Mesenchymal stem cells (MSCs) have emerged as a potent therapeutic tool for the treatment of a number of pathologies, including immune pathologies. However, unwelcome effects of MSCs on blood coagulation have been reported, motivating us to explore the thrombotic properties of human MSCs from the umbilical cord. We revealed strong procoagulant effects of MSCs on human blood and platelet-free plasma using rotational thromboelastometry and thrombodynamic tests. A similar potentiation of clotting was demonstrated for MSC-derived extracellular vesicles (EVs). To offer approaches to avoid unwanted effects, we studied the impact of a heparin supplement on MSC procoagulative properties.

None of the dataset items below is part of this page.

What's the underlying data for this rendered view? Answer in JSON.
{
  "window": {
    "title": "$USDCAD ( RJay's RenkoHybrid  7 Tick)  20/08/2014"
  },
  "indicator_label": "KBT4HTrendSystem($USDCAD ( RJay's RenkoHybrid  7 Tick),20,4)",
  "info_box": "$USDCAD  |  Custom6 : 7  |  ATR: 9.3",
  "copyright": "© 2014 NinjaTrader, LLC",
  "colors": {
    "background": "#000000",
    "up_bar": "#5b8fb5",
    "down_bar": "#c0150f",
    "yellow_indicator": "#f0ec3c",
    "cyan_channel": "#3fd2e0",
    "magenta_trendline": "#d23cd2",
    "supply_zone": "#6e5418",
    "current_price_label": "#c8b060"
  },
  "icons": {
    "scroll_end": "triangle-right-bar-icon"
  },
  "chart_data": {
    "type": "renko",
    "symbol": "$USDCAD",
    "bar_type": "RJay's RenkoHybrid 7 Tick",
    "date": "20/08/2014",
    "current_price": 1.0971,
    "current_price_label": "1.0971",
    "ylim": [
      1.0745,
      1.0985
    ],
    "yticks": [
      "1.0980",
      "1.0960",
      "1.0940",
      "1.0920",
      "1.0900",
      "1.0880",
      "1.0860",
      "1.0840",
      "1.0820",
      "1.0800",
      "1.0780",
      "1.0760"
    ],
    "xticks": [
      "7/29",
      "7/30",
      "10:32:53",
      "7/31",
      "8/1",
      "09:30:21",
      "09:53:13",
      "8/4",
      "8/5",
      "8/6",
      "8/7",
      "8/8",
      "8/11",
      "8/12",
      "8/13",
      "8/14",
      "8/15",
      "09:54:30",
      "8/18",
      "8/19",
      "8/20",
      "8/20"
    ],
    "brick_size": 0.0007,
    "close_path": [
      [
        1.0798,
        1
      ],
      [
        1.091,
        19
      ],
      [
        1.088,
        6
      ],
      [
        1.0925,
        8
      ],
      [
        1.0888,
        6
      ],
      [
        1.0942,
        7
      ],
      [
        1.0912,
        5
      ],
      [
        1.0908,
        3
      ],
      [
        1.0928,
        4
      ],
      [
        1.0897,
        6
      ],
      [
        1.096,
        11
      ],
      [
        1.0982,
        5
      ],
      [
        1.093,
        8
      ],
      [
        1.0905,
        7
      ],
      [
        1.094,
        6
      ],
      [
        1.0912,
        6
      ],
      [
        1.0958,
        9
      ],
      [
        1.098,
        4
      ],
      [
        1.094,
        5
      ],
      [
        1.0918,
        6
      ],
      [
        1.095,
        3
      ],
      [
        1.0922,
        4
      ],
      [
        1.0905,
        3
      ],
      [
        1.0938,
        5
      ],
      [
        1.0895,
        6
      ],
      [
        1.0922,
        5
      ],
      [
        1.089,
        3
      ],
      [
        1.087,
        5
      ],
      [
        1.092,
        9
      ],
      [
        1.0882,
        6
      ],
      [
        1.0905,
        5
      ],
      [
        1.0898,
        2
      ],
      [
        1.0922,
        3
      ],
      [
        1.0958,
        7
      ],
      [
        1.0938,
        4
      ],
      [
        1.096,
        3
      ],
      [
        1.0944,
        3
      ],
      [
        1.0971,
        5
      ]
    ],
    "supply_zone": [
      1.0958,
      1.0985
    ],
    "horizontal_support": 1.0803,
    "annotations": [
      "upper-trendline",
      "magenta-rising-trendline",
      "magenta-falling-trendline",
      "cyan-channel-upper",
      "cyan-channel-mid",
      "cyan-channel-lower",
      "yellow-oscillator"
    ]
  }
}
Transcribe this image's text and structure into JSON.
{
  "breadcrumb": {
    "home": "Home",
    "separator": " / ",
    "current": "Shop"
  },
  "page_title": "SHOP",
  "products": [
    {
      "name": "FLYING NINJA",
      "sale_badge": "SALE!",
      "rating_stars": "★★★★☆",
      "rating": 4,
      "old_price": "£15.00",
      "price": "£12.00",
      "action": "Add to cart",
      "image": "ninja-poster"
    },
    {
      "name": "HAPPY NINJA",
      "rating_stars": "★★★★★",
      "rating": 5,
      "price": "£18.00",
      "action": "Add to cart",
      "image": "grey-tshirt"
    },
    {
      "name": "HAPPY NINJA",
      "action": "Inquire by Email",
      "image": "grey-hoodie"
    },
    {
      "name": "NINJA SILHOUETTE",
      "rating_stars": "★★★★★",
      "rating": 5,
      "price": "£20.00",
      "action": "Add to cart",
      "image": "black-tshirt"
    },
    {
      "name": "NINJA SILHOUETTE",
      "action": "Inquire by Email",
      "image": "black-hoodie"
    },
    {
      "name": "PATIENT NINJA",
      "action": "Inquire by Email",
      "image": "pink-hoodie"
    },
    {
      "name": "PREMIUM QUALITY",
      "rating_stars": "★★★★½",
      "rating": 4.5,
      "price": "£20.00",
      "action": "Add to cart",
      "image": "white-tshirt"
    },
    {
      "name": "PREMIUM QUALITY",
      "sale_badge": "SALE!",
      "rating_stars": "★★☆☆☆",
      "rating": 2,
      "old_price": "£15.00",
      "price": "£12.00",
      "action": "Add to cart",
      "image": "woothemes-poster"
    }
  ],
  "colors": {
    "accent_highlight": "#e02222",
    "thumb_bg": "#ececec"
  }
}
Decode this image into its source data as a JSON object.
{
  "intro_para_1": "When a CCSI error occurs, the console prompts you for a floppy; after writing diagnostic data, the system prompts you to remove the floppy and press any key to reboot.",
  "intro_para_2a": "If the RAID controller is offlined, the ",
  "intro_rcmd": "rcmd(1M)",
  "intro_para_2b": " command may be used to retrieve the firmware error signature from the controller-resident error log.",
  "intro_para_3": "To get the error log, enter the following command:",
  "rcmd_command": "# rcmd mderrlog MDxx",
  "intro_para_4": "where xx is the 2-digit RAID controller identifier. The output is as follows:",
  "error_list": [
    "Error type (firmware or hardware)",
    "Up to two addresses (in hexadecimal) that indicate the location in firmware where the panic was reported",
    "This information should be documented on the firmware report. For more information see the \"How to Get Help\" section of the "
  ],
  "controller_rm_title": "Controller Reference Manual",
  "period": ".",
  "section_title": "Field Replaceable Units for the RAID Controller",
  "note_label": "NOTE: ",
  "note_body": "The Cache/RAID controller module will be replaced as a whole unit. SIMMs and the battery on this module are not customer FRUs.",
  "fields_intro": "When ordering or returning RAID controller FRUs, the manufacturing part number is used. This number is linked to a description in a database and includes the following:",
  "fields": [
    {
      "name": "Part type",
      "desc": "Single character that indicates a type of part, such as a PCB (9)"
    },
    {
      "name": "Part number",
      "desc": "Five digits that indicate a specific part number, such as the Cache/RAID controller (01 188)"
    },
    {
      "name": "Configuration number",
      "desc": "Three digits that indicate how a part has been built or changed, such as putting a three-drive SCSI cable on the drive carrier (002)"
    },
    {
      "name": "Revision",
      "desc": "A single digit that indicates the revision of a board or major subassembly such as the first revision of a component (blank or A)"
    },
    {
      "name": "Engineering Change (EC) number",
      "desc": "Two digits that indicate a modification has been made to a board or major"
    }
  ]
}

However, MSCs still retained procoagulant activity toward blood from children receiving a therapeutic dose of unfractionated heparin. An analysis of the mechanisms responsible for the procoagulant effect of MSCs/EVs revealed the presence of tissue factor and other proteins involved in coagulation-associated pathways. Also, we found that some MSCs and EVs were positive for annexin V, which implies the presence of phosphatidylserine on their surfaces, which can potentiate clot formation. Thus, we revealed procoagulant activity of MSCs/EVs associated with the presence of phosphatidylserine and tissue factor, which requires further analysis to avoid adverse effects of MSC therapy in patients with a risk of thrombosis.